Children's fiction employs this trope so often that it fits a formula. A wise character tries to convince the protagonist that something wonderful will happen if only he or she will earnestly believe an improbability. Consider, for instance, how Yoda tells Luke to cast aside all doubt if he wants to levitate his x-wing from the swamps of Dagobah. "Do, or do not. There is no try," Yoda explains. Following the usual script, Luke resists, courting disaster, before he finally embraces faith and wins its rewards.
But I'd like to put in a good word for one of my favorite childhood television characters, who for close to four decades has served as an important counter-weight to this theme -- the incomparable Scooby Doo.
Once you get past the obviously fantastical notion of a talking Great Dane, what I've always felt was great about Scooby's gang was that the way they inculcated in young viewers a healthy dose of subversive skepticism. Week after week, through application of science and reason, the Scooby gang face down their fears and discover that, once you look closely enough, what appear to be super-natural events and ghostly apparitions inevitably reveal themselves to be the work of charlatans and hucksters with sinister motivations.

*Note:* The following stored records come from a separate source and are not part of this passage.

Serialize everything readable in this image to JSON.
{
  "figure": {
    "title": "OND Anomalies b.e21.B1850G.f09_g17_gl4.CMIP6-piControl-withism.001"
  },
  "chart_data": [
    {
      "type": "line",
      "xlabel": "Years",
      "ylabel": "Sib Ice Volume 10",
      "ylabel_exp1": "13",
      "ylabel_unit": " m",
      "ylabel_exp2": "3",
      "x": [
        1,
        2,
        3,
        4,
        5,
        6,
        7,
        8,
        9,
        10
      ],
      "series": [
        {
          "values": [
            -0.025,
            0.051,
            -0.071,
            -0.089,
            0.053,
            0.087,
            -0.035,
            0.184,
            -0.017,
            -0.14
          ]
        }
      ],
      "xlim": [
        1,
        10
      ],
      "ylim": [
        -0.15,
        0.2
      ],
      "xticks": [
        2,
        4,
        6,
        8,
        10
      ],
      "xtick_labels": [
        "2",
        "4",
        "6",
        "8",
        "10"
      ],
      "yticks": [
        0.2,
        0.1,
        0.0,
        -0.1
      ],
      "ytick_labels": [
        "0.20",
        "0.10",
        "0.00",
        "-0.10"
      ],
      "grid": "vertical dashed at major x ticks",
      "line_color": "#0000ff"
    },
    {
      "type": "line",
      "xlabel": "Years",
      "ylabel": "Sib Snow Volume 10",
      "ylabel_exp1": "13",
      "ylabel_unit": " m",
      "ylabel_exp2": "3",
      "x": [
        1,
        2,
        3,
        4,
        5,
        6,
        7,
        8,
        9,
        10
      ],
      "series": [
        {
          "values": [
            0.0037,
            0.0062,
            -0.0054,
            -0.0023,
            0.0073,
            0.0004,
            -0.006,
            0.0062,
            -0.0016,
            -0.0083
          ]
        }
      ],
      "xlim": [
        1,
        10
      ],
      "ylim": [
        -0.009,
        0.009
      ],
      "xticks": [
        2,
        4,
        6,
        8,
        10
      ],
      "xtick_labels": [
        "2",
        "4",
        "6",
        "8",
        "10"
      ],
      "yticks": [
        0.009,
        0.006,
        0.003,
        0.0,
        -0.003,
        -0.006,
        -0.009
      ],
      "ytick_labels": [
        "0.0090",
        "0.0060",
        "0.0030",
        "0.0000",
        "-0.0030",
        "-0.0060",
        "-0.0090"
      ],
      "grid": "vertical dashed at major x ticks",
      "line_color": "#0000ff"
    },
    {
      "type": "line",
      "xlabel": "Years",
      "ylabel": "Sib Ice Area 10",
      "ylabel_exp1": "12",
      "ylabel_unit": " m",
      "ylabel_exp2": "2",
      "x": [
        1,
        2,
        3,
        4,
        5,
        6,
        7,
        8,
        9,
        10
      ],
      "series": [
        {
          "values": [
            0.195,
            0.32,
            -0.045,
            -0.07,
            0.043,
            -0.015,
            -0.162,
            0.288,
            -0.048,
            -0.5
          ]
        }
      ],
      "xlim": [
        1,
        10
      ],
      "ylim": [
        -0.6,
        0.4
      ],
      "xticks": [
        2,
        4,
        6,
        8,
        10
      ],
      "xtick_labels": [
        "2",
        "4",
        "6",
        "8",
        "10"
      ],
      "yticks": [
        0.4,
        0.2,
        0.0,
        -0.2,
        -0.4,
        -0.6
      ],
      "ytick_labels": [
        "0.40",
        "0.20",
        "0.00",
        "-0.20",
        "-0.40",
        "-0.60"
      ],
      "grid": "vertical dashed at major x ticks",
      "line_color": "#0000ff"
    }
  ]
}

Yes, the plot was so repetitive as to almost constitute a Zen koan, but that scenario repeats itself (ad infinitum) in real life, as well. From Jeanne Dixon to Uri Gellar to James Van Pragh to John Edward and Sylvia Browne, the song remains the same.
And this, in my humble opinion, is one of the many reasons why the recent and quite shitty live action movie versions so badly missed the heart and soul of the show. In both 2002's Scooby Doo and its ill-conceived sequel, the filmmakers thought it cute to pit the Mystery Machine gang "real" super-natural baddies. As if making fans suffer Freddie Prinze Jr. in any context weren't betrayal enough.
And on that, I close with a quote from that most eminent wit, Eddie Izzard, on the international significance of Shaggy and Scooby:
Shaggy and Scooby are interesting characters. They're two of the most major characters in American literature. Because, and I mean this sincerely, and I think it's fantastic, because they are cowards. They are cowardly characters - they believe in cowardice and sandwiches. And can you think of any in the whole realm of the English-speaking literature that are characters like that? Cowardly characters that you identify with. ‘Cause you identify with them, you're with them all the way! "Go Shaggy! Go Scooby!"...
...the only other character -- I mean, tell me now if you can think of any character ‘cause I'm willing to learn -- but somebody mentioned Falstaff. A Shakespearean character! It's that level of greatness! Falstaff, you sort of identify with him, but he has a melancholy with him. But Shaggy and Scooby are upbeat all the time, saying "ruh ruh ruh roo." And you love 'em! You're with 'em! There's part of us that are Shaggy and Scooby at every stage of the way.
So if you travel around the world, and, you know, ‘cause your American foreign policy does give you a difficult time to exist around the world, two tricks: one, say you're Canadian, that helps. It works in Europe, it's very good! And the second is just say, "Shaggy and Scooby." And they'll go "Raggy and Rooby!" International credit card, I think!